Introduction
A single LLM call is a feature. A system of cooperating agents — planners, retrievers, tool-callers, reviewers — is an architecture. The difference between an impressive demo and a dependable platform comes down to six unglamorous building blocks that have governed distributed systems for decades, now recast for agentic AI.
1. Routing
In a multi-agent system, routing decides which agent — and which model — handles each task. A planner may decompose a request into sub-tasks, but something must dispatch those sub-tasks intelligently: classification traffic to a small fast model, deep reasoning to a frontier model, domain questions to the agent holding the right tools and context.
Good routing is also an economic control: it caps latency and spend by ensuring expensive capacity is reserved for the work that genuinely needs it, with fallbacks when a model or agent is degraded.
2. Security
Agents act. They call APIs, write to databases, and send messages — which makes an agent platform an attack surface, not just an inference endpoint. Prompt injection, tool-output poisoning, and data exfiltration through model responses are the new OWASP list.
The discipline that anchors all of it is the Principle of Least Privilege: every agent gets the minimum access necessary for its assigned task and nothing more. A retrieval agent gets read-only access to one index; a booking agent can create reservations but never refund them. Blast radius is designed, not discovered.
3. Authentication
Every actor in the system — human, agent, or service — must prove who it is. Multi-agent platforms extend workforce identity standards (OpenID Connect, OAuth2, SAML) with workload identity: short-lived, automatically rotated credentials for each agent instance rather than shared, long-lived API keys.

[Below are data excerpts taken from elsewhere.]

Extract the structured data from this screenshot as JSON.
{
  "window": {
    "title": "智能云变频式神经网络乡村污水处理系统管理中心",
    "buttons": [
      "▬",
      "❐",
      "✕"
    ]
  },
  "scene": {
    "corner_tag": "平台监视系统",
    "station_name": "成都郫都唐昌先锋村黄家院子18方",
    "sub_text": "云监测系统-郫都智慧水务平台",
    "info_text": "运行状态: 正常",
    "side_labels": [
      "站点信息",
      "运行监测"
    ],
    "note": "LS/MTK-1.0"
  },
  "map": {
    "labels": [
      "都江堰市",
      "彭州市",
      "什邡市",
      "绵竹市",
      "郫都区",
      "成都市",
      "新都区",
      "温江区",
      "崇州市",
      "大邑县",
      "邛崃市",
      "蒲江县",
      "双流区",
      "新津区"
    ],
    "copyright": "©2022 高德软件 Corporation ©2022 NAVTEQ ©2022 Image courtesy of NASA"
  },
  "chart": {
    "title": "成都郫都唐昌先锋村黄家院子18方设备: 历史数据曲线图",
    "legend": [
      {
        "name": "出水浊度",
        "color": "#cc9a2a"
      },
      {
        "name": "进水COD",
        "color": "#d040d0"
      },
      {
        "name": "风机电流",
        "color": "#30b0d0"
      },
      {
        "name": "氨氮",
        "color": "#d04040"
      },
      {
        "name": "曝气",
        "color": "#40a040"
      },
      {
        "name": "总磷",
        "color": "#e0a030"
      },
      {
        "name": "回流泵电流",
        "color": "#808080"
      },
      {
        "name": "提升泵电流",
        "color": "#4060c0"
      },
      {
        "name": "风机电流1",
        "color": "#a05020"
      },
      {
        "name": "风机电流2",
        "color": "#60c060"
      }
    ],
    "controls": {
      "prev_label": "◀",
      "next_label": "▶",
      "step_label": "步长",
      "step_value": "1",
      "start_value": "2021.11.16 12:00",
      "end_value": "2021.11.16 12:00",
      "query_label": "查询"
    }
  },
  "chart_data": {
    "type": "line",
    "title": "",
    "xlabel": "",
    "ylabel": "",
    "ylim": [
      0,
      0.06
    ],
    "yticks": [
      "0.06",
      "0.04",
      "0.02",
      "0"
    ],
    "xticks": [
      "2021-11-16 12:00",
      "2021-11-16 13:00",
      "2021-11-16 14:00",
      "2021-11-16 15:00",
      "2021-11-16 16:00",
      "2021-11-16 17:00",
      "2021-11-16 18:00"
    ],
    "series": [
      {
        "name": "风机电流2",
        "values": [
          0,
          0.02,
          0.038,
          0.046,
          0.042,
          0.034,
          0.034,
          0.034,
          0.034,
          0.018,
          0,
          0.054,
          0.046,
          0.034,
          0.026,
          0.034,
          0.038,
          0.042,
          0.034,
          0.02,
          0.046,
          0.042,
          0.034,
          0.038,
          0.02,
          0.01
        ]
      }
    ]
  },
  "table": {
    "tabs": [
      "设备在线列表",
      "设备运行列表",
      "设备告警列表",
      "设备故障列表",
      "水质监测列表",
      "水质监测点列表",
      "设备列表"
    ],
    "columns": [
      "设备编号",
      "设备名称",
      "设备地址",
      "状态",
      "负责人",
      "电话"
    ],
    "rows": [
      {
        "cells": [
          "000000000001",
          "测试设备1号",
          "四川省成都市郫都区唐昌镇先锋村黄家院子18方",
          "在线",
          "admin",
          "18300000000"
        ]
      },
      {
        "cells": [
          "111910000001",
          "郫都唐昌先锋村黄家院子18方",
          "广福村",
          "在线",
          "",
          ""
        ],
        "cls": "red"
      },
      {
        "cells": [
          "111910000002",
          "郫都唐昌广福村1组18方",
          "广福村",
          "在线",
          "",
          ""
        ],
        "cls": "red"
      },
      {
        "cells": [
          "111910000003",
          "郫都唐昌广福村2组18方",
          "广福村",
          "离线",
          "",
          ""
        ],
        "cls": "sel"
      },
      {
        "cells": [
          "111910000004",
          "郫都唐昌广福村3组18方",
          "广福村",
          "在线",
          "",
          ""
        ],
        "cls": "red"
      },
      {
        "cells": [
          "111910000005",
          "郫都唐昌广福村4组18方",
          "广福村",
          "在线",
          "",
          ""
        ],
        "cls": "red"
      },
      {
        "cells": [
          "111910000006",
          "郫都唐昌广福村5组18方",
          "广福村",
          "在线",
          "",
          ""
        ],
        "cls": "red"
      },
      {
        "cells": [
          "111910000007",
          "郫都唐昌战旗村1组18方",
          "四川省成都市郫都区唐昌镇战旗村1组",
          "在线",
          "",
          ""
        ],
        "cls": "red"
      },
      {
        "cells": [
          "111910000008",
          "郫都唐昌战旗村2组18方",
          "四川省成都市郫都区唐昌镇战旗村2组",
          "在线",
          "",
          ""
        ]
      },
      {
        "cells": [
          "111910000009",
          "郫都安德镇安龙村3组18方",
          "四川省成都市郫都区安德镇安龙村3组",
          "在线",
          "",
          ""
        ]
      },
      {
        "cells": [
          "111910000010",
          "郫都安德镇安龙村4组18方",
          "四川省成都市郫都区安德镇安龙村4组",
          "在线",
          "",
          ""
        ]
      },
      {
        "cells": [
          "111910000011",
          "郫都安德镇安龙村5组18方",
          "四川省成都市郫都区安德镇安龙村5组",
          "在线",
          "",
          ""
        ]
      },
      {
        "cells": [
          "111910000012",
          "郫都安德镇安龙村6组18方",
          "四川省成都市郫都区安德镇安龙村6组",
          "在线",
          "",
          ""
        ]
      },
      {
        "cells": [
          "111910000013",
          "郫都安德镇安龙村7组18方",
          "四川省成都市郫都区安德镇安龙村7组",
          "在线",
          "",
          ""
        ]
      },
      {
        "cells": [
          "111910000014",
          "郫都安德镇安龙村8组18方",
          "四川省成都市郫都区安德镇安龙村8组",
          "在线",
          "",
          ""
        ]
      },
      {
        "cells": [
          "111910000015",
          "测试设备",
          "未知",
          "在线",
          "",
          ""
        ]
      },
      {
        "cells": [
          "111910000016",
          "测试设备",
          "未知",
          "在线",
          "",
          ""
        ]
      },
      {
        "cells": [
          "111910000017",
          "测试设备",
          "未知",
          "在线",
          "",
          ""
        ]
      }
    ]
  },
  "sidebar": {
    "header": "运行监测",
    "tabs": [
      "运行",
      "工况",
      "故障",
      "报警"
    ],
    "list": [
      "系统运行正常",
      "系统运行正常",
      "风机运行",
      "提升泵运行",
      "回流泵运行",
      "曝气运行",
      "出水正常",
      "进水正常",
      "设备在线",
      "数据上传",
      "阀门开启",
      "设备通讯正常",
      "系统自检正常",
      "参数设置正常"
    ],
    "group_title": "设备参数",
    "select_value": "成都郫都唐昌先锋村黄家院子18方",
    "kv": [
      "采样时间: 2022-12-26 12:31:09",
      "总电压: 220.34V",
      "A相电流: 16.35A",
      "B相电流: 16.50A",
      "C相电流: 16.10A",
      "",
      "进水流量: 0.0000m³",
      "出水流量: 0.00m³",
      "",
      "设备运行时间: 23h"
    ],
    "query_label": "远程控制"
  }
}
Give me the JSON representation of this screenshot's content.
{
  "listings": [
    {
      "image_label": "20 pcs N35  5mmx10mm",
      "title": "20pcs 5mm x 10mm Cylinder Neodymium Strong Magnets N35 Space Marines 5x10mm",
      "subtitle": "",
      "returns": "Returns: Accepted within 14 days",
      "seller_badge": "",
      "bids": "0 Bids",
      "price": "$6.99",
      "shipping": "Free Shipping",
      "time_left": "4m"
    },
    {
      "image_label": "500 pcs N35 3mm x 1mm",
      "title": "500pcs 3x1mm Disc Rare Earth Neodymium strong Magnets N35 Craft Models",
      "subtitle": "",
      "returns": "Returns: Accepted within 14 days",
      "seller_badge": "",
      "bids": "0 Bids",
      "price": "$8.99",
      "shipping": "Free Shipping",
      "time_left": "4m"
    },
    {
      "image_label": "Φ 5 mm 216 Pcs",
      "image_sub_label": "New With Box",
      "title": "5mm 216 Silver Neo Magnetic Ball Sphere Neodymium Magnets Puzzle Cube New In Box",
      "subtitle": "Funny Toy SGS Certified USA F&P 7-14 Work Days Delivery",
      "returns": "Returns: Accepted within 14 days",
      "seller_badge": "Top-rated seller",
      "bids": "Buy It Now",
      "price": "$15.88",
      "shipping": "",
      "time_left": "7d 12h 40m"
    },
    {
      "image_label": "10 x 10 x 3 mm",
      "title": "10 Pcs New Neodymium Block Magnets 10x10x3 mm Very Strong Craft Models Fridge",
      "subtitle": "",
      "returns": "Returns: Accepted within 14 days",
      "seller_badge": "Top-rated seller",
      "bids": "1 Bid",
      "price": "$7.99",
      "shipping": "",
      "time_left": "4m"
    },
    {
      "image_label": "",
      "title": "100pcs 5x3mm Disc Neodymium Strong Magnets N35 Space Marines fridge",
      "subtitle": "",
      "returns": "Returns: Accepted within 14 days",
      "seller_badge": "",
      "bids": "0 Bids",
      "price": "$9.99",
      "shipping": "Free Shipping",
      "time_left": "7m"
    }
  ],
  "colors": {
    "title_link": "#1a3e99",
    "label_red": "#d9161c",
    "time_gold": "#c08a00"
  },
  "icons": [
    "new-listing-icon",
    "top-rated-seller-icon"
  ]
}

Just as important is identity propagation: when an agent acts on behalf of a user, the user's identity travels with the request chain, so downstream systems can distinguish 'the agent' from 'the person the agent is serving.'
4. Authorization
Authentication says who you are; authorization says what you may do. For agents, entitlements must be evaluated per tool call, not per session: scoped tokens, policy engines, and human-in-the-loop approval gates for high-impact actions such as payments, deletions, or external communications.
Combined with least privilege, this turns a compromised or confused agent from a catastrophe into a contained incident — it simply lacks the permissions to do real damage.
5. Working Offline
Not every environment has a cloud connection — and not every dataset is allowed to reach one. Edge deployments, air-gapped facilities, and data-residency regimes all demand agents that keep working disconnected: local models served by runtimes like Ollama, on-device vector stores, and durable task queues that reconcile when connectivity returns.
Offline capability is also a resilience posture for connected systems: when an upstream model API degrades, a local fallback keeps critical workflows alive.
6. Service Orchestration
Finally, something has to conduct the orchestra. Orchestration coordinates multi-step, multi-agent workflows: sequencing sub-tasks, running independent branches in parallel, retrying transient failures, timing out stuck agents, and persisting state so a long-running job survives restarts.
Event-driven and saga patterns from microservices translate directly — with one addition: agent outputs are probabilistic, so orchestration must include evaluation gates and checkpoints where results are validated (by rules, by another agent, or by a human) before the workflow proceeds.
Putting It Together
These six blocks are not a menu — production systems need all of them. @RitS, we design agentic platforms the same way we design any distributed system: identity first, least privilege everywhere, explicit orchestration, and graceful degradation — so the intelligence layer can be ambitious precisely because the engineering layer is disciplined.